BACKGROUND: Previous studies on intake of linoleic acid (LA), the predominant n-6 fatty acid, and coronary heart disease (CHD) risk have generated inconsistent results. We performed a systematic review and meta-analysis of prospective cohort studies to summarize the evidence regarding the relation of dietary LA intake and CHD risk. METHODS AND RESULTS: We searched MEDLINE and EMBASE databases through June 2013 for prospective cohort studies that reported the association between dietary LA and CHD events. In addition, we used unpublished data from cohort studies in a previous pooling project. We pooled the multivariate-adjusted relative risk (RR) to compare the highest with the lowest categories of LA intake using fixed-effect meta-analysis.
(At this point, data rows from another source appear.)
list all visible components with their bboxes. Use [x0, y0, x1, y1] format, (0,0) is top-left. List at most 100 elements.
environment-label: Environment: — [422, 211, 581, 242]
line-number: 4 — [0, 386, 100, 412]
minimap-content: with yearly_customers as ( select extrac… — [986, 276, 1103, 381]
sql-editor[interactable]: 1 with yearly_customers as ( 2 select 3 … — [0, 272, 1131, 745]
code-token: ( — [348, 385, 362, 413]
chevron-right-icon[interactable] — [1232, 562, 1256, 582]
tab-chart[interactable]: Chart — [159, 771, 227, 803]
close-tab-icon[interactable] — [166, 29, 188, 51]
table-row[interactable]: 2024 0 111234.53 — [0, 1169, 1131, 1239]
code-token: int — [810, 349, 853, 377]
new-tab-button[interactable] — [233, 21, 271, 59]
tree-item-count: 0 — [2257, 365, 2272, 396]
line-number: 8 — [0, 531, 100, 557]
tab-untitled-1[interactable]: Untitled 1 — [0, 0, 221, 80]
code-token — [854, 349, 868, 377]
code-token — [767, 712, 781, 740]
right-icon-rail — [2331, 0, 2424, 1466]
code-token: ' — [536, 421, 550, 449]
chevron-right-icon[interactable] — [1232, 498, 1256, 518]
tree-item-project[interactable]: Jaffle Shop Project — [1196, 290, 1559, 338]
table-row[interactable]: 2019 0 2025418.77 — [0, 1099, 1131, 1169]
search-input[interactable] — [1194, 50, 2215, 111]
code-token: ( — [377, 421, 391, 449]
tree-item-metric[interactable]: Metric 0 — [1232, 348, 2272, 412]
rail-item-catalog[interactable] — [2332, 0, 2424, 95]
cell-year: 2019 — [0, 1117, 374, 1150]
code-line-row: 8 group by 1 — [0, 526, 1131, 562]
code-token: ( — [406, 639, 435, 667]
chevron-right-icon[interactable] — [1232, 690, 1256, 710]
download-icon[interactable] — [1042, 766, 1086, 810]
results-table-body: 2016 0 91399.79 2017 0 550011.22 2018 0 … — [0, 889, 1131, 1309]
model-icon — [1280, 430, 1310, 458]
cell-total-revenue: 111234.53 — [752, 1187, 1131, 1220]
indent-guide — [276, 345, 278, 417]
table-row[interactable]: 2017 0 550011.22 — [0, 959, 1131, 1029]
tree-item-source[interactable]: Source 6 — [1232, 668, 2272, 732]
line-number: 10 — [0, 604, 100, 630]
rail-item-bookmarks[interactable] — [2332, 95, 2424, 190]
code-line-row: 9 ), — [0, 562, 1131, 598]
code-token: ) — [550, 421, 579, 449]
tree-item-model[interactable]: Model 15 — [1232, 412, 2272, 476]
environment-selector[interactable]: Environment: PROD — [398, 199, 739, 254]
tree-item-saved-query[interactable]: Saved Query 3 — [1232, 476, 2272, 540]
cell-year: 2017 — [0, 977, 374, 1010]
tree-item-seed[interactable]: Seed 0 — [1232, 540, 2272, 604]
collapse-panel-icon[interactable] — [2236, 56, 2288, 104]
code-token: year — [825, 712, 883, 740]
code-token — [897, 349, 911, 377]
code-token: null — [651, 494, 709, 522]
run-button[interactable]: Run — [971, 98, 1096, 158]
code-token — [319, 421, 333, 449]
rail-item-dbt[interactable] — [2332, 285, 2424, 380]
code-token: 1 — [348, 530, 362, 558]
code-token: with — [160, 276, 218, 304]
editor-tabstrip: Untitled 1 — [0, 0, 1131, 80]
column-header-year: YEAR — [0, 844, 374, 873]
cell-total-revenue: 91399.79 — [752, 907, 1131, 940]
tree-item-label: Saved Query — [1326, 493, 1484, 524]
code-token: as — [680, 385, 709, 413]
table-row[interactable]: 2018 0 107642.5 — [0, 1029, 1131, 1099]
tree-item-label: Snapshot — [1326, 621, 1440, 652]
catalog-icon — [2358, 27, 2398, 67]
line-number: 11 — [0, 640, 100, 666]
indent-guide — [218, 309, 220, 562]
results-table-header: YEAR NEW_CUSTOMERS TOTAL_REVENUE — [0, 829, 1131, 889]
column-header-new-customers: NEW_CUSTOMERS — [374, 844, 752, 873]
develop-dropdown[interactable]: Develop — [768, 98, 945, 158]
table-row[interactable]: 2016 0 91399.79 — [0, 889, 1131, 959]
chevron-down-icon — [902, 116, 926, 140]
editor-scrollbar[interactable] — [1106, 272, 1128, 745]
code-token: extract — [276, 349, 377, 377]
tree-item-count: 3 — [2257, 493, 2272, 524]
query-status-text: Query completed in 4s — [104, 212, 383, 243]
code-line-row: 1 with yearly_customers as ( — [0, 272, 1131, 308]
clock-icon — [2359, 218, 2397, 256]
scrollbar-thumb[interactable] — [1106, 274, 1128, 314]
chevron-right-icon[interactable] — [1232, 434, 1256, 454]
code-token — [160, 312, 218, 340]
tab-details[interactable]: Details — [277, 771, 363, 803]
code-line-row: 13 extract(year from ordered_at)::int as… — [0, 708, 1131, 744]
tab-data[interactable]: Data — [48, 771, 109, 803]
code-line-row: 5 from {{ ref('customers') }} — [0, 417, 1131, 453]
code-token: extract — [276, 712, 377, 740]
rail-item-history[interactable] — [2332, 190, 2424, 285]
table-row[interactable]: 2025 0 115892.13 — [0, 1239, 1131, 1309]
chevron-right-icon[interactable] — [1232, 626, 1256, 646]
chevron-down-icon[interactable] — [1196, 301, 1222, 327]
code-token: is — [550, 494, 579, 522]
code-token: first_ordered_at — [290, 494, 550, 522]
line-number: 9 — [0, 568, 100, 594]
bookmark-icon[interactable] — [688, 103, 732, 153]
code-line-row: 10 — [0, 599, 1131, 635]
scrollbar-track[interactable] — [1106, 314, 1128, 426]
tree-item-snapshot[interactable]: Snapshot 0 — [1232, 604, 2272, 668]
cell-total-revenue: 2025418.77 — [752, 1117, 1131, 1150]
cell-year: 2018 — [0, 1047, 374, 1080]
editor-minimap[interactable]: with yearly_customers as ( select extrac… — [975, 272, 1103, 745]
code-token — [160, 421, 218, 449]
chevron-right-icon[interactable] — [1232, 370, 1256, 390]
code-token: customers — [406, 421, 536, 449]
We identified 13 published and unpublished cohort studies with a total of 310 602 individuals and 12 479 total CHD events, including 5882 CHD deaths. When the highest category was compared with the lowest category, dietary LA was associated with a 15% lower risk of CHD events (pooled RR, 0.85; 95% confidence intervals, 0.78-0.92; I(2)=35.5%) and a 21% lower risk of CHD deaths (pooled RR, 0.79; 95% confidence intervals, 0.71-0.89; I(2)=0.0%). A 5% of energy increment in LA intake replacing energy from saturated fat intake was associated with a 9% lower risk of CHD events (RR, 0.91; 95% confidence intervals, 0.87-0.96) and a 13% lower risk of CHD deaths (RR, 0.87; 95% confidence intervals, 0.82-0.94). CONCLUSIONS: In prospective observational studies, dietary LA intake is inversely associated with CHD risk in a dose-response manner. These data provide support for current recommendations to replace saturated fat with polyunsaturated fat for primary prevention of CHD.